The refugees on board the Struma were not delivered. Hopeful of eventually arriving in Palestine (as it was called before 1948), the people on board had to contend with an unseaworthy vessel, inhuman cramped living conditions, little food, and the reality of geopolitics: Great Britain was adamant about refusing admittance to “illegal immigrants”; Turkey through whose waters the Struma had to pass was under pressure from Nazi Germany. Cold calculation led in the end to the Struma being set adrift in the Black Sea after two months of waiting in Turkish territory, the passengers unable to disembark and kept in the dark about many details playing out concerning their fate. Perhaps being set adrift was preferable to returning to Romania, where Hitler’s Final Solution would be implemented on the passengers. In the end, a secret order from Stalin to destroy all neutral ships in the Black Sea—which came to light only many years later, in 2001—led to a Soviet torpedo blowing up the entire vessel. One young man survived. Everyone else, including children (who if they were of a certain age were supposed to have been let off and allowed into Palestine), went down. Cover-ups ensued as governments sought to defend their actions in bland, noncommittal diplomatic language. One is tempted to say that the whiteness of Britain’s “White Paper” of 1939—severely limiting Jewish immigration to Palestine—was matched only by the blackness of the hearts of those who treated the Struma refugees as if they were pawns in a game of political chess.
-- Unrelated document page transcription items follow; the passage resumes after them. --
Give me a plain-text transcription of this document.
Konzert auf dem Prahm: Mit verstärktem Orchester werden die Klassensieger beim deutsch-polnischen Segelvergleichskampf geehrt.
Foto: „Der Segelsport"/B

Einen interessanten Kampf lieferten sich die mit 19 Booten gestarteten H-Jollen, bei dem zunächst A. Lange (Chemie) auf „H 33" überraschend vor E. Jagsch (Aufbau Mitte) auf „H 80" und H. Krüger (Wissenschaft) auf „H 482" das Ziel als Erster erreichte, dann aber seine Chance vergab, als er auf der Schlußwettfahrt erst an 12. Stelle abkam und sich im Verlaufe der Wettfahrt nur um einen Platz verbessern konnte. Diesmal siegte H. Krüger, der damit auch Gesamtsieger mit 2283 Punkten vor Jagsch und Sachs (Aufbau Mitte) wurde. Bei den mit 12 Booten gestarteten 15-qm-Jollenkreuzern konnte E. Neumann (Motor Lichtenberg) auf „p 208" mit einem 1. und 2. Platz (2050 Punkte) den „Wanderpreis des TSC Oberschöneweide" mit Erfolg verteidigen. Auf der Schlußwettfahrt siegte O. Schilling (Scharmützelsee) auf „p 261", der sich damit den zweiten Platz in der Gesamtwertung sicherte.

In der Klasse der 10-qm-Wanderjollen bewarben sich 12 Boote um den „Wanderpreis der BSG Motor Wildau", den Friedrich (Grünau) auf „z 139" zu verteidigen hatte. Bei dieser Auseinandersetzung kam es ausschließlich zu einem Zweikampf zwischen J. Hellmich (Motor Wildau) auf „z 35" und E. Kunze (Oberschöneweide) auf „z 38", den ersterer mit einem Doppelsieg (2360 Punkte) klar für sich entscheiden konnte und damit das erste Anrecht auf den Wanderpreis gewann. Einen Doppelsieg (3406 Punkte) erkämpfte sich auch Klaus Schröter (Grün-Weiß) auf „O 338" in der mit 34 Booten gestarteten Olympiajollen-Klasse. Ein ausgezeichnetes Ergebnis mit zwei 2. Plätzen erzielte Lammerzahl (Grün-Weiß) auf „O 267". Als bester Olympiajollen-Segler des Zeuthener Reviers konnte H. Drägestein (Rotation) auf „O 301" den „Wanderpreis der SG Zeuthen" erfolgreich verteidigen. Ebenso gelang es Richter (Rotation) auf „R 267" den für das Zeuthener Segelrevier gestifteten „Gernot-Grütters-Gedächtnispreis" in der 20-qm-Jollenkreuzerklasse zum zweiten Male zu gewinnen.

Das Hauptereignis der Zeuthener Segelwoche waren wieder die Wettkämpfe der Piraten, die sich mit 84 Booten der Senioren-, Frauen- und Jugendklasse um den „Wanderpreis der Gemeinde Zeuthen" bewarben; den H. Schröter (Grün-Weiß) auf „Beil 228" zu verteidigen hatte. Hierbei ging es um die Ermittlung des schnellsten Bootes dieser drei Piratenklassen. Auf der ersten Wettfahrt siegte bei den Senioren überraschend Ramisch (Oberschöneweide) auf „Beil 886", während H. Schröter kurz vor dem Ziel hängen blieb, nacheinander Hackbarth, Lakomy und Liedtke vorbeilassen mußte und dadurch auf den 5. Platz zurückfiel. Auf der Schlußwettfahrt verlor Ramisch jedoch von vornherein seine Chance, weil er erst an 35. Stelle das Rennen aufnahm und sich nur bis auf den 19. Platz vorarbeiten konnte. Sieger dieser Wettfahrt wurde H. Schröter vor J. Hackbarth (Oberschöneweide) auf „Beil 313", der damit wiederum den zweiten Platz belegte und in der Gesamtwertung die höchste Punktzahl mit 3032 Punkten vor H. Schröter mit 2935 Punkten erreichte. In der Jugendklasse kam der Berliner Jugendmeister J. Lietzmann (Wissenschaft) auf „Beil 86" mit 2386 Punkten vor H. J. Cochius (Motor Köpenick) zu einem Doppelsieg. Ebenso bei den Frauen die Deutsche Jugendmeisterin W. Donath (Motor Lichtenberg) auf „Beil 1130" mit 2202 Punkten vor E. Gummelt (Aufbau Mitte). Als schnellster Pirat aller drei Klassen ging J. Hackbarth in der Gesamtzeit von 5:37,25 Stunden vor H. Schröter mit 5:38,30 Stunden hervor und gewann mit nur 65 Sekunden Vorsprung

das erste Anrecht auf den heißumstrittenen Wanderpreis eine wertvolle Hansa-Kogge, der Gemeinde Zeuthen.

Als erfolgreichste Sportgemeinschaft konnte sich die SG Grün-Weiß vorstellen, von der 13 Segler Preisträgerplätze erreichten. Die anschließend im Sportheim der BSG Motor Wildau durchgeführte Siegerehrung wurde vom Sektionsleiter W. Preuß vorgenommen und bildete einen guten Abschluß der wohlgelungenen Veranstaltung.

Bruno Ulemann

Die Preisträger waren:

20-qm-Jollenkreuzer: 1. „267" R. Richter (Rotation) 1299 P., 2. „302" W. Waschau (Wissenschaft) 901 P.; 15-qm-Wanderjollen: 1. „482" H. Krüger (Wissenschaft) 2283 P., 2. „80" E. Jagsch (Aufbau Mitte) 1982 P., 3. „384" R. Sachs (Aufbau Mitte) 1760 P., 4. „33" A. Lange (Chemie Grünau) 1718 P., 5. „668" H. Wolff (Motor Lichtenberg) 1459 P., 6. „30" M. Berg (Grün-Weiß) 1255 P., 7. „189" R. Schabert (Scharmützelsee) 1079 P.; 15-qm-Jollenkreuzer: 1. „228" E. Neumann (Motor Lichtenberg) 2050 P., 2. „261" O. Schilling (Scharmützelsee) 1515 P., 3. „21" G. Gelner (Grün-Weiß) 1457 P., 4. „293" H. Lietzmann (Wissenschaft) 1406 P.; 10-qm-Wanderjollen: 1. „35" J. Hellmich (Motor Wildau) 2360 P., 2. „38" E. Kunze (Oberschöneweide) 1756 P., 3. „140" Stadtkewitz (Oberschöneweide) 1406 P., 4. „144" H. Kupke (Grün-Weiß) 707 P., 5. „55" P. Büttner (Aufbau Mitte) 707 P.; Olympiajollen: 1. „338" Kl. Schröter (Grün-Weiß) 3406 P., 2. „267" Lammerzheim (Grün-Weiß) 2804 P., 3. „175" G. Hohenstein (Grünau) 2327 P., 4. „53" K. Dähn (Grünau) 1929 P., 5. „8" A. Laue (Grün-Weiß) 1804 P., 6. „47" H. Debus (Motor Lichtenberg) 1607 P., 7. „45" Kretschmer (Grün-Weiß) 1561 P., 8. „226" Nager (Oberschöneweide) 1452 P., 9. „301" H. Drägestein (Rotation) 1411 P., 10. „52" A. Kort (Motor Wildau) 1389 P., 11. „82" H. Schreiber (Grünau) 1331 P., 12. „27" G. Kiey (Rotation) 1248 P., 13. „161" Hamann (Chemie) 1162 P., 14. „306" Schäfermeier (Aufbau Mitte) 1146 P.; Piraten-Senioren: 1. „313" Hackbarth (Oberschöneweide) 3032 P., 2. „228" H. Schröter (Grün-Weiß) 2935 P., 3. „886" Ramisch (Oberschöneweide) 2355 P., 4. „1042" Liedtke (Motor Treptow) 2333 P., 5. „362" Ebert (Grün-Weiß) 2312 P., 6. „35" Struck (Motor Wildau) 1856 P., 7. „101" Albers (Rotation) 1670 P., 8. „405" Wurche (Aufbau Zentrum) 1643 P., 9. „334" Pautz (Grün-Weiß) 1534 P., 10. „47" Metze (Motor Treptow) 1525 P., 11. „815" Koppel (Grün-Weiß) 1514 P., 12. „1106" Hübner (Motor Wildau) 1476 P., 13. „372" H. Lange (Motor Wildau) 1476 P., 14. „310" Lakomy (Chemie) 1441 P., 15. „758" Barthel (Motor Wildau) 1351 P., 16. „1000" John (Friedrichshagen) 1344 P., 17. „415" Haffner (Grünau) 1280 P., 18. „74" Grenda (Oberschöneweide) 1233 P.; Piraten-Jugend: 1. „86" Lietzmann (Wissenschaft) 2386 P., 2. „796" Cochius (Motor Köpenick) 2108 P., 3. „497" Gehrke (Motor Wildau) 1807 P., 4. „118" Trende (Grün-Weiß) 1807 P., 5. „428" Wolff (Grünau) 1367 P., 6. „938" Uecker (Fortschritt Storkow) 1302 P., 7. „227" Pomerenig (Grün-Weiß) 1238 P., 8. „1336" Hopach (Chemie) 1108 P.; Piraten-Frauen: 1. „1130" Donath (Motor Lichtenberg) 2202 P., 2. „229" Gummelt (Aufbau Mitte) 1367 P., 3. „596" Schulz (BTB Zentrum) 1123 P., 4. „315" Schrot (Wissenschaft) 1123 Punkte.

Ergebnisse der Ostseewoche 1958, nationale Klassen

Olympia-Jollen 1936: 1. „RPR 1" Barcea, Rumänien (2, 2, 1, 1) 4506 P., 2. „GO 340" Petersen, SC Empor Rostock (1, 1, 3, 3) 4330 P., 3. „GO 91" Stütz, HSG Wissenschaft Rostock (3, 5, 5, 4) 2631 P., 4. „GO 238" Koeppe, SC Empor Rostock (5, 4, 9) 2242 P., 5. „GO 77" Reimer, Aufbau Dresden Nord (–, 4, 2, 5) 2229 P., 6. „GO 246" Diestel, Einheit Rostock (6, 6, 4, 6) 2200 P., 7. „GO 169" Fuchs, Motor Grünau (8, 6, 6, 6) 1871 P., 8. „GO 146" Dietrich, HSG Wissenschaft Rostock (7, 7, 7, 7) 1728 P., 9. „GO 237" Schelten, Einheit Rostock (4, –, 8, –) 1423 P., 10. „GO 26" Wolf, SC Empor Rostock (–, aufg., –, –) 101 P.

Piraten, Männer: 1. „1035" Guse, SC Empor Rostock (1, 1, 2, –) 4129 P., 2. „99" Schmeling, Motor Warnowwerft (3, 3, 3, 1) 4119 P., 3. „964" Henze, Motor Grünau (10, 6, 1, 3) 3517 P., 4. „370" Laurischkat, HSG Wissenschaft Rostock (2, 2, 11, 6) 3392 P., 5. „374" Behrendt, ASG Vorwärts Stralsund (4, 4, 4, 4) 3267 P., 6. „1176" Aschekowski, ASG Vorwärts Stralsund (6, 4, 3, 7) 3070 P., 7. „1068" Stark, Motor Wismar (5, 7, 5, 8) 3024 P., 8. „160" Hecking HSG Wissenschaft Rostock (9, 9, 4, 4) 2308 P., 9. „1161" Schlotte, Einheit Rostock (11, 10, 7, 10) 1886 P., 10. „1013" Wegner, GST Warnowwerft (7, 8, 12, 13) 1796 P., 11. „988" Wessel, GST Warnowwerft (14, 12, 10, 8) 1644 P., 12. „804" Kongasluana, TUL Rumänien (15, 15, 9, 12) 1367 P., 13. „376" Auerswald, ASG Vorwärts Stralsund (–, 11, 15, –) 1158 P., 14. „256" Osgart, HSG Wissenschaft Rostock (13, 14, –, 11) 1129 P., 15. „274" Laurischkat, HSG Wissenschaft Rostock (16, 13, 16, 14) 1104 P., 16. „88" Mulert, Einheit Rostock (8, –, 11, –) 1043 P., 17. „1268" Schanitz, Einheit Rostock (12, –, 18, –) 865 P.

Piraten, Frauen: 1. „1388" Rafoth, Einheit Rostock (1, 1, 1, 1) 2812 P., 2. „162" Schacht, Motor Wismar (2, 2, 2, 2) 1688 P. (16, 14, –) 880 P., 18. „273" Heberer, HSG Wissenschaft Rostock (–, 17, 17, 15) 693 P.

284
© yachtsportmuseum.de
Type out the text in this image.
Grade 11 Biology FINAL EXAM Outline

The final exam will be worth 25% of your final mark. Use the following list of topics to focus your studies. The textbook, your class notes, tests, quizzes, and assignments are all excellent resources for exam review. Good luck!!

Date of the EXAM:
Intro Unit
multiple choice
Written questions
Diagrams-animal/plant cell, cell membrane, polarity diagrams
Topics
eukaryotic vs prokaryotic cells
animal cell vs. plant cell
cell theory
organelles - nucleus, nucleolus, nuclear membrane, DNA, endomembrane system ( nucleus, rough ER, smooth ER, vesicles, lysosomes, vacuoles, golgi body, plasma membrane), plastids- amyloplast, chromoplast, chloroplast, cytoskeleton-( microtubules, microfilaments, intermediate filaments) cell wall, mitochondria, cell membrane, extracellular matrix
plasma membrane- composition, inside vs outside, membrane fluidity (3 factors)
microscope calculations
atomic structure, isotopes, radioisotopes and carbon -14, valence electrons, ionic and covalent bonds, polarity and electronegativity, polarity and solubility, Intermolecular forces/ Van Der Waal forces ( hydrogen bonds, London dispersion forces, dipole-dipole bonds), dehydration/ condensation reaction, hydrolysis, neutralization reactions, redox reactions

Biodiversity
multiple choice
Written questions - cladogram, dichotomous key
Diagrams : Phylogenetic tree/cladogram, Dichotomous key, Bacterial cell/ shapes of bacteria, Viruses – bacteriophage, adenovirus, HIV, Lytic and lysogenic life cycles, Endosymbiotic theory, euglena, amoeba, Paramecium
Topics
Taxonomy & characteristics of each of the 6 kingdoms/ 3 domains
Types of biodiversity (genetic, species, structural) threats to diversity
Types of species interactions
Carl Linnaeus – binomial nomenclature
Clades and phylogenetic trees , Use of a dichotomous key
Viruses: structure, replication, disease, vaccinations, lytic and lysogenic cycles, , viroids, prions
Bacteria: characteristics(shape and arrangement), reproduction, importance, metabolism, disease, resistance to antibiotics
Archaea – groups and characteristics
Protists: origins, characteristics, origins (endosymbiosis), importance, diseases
The story is more complex than this simple retelling. But the takeaway, such as it is, may be that while we thank God for preserving his people—Israel rose from, among other factors, the ashes of the Holocaust—we need also to remember that the Jewish people have always been in danger from those who would destroy them. No wonder God spoke to Abraham of both blessings and curses: “I will bless those who bless you, and whoever curses you I will curse” (Genesis 12:3). (See also Gen. 27:29, Numbers 22:6, 12; 24:9.)

This Purim, in the midst of celebrating God’s deliverance from the wicked Haman, let’s also pause to remember that there have been—and will be—other Hamans in other times and other places.

Purim, it turns out, may be a double-sided holiday.